DC Moore Gallery presents Theresa Daddezio: Bloom, fifteen paintings created in the course of the past two years.
Theresa Daddezio’s paintings shed light, revealing speculative fictions and near-futures where human and plant forms entwine. Deeply rooted in abstraction and color theory, Daddezio builds worlds through seemingly impossible collisions and harmonies of color. Neither wholly synthetic nor organic, hues of lush magnetas, furious green-golds, and silver-purples cross-pollinate. Her sense of color evokes both late 20th-century transcendental abstraction and Orphic lyricism, resonating with the work of Sonia Delaunay, Ferdinand Leger, Agnes Pelton, and František Kupka.
Petal-like structures bloom from intricate linear forms, suggesting the botanical rhizome. Daddezio paints these as channels for transporting light, color, and energy across the canvas. Patterns replicate, and loop back onto themselves, becoming body-like forms or strands of code. These systems are in constant flux, operating according to their own mysterious parameters of space and time. Daddezio’s varied brushwork creates shifts between layers, openings and recesses within the plane of the painting.
Her recent work is inspired by a sense of mystery and intimacy within 14th-century Madonna and Child paintings from St. Agnes Monastery in Prague. Daddezio examines the spatial hierarchies and compositions of Medieval paintings through a lens of the flattening and fragmentation of contemporary space, developing pictorial realms: ground/underworld, middle/earth, and top/celestial. Ribbons and cords create links within this hierarchy of space. Imagery emerges, shifts, and transforms into new symbolic structures of the biological, conjuring scientific and religious quests for meaning.
The Dove (2024) lifts imagery from Master from Großgmain’s Coronation of the Virgin Mary (1480–1490), compressing space-time to situate the symbolic dove amid Daddezio’s world of blooming forms: a drop of gothic naturalism seeping through the fabric of the present moment.
While evoking transcendental painting and Medieval cosmology, Daddezio’s landscapes are imbued with a sense of loss for our changing climate. As Andrew Woolbright writes, “The spiritual is her acknowledgment ‘that nothing ceases.’ It is a concept of spirit that is bound up in ecological dread and death, a kind of post-humanist spiritualism. … We have time to consider a plant that never was, may never be, that Daddezio keeps and preserves somewhere else. But just as easily, the intensity of our focus may remind us of our own garden, and of all the natural miracles they sustain, to maintain and care for in the here and now.”
The exhibition is accompanied by an illustrated catalogue with an essay by Andrew Woolbright.
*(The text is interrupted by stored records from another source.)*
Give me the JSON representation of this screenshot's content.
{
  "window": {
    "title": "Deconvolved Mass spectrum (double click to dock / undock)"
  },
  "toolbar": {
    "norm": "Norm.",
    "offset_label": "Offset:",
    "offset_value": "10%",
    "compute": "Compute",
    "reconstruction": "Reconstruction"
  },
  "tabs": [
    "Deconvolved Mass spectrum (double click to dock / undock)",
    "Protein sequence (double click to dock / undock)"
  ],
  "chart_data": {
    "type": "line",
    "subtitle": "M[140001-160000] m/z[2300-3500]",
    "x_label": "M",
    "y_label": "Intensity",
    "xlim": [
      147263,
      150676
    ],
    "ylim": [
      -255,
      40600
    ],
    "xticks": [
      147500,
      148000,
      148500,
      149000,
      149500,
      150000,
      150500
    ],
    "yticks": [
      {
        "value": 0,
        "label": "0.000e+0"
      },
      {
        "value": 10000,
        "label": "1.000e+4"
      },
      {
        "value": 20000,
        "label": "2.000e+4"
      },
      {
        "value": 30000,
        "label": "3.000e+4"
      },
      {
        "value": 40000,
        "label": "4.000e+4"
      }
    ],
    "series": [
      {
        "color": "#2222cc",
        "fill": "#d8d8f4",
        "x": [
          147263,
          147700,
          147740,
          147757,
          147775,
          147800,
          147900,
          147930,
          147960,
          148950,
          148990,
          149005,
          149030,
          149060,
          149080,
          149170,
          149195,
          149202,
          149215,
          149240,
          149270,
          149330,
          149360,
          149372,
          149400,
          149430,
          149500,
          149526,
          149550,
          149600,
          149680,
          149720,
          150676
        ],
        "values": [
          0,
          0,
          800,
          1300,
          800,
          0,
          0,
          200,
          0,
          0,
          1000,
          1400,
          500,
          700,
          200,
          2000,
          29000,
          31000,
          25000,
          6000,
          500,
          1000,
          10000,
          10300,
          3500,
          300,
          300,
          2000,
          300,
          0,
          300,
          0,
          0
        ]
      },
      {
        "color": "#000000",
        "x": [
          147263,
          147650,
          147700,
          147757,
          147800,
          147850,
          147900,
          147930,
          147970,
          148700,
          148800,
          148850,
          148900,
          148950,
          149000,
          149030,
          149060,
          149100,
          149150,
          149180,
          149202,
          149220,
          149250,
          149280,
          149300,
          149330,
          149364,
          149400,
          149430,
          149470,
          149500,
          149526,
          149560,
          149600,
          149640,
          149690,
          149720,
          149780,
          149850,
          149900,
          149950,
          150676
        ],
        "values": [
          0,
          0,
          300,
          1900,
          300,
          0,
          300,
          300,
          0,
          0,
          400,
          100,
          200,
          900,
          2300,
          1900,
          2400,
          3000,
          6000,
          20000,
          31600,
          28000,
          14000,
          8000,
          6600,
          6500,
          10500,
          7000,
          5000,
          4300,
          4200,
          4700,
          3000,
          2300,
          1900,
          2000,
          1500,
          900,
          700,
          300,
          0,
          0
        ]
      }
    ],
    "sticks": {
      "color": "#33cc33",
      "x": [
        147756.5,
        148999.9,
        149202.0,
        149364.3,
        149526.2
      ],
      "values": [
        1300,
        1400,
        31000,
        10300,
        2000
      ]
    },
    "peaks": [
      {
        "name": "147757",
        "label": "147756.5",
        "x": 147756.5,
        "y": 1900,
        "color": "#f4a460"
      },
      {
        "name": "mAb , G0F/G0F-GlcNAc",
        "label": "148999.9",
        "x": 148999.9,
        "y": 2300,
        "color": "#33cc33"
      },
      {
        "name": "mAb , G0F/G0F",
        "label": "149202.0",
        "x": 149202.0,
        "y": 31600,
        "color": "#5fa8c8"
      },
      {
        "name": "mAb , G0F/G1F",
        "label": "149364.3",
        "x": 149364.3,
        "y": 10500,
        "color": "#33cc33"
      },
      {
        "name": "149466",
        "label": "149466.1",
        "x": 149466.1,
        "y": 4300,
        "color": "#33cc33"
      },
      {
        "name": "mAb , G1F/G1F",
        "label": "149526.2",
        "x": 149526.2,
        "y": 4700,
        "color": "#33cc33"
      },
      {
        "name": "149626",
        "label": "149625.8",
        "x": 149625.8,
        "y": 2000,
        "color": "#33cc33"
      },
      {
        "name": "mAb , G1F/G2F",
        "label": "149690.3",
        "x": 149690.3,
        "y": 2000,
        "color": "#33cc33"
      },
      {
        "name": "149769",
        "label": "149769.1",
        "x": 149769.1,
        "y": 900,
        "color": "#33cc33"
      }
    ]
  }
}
Daddezio also curated the group exhibition, Earthbound, which runs concurrently.
Theresa Daddezio lives and works in Brooklyn, NY. She received her MFA in Visual Art from Hunter College (2018). She participated in Brooklyn’s Sharpe Walentas Studio Program (2021-22) as well as the Wassaic Residency Project in upstate New York (2018). Daddezio has exhibited work at Nathalie Karg Gallery, Hesse Flatow, DC Moore Gallery, and New York Studio School (New York City); Transmitter Gallery (Brooklyn); Pentimenti Gallery (Philadelphia); the University of Hawaiʻi at Mānoa; and Studio Kura (Itoshima, Japan). Daddezio’s work was also featured in New American Paintings (2021).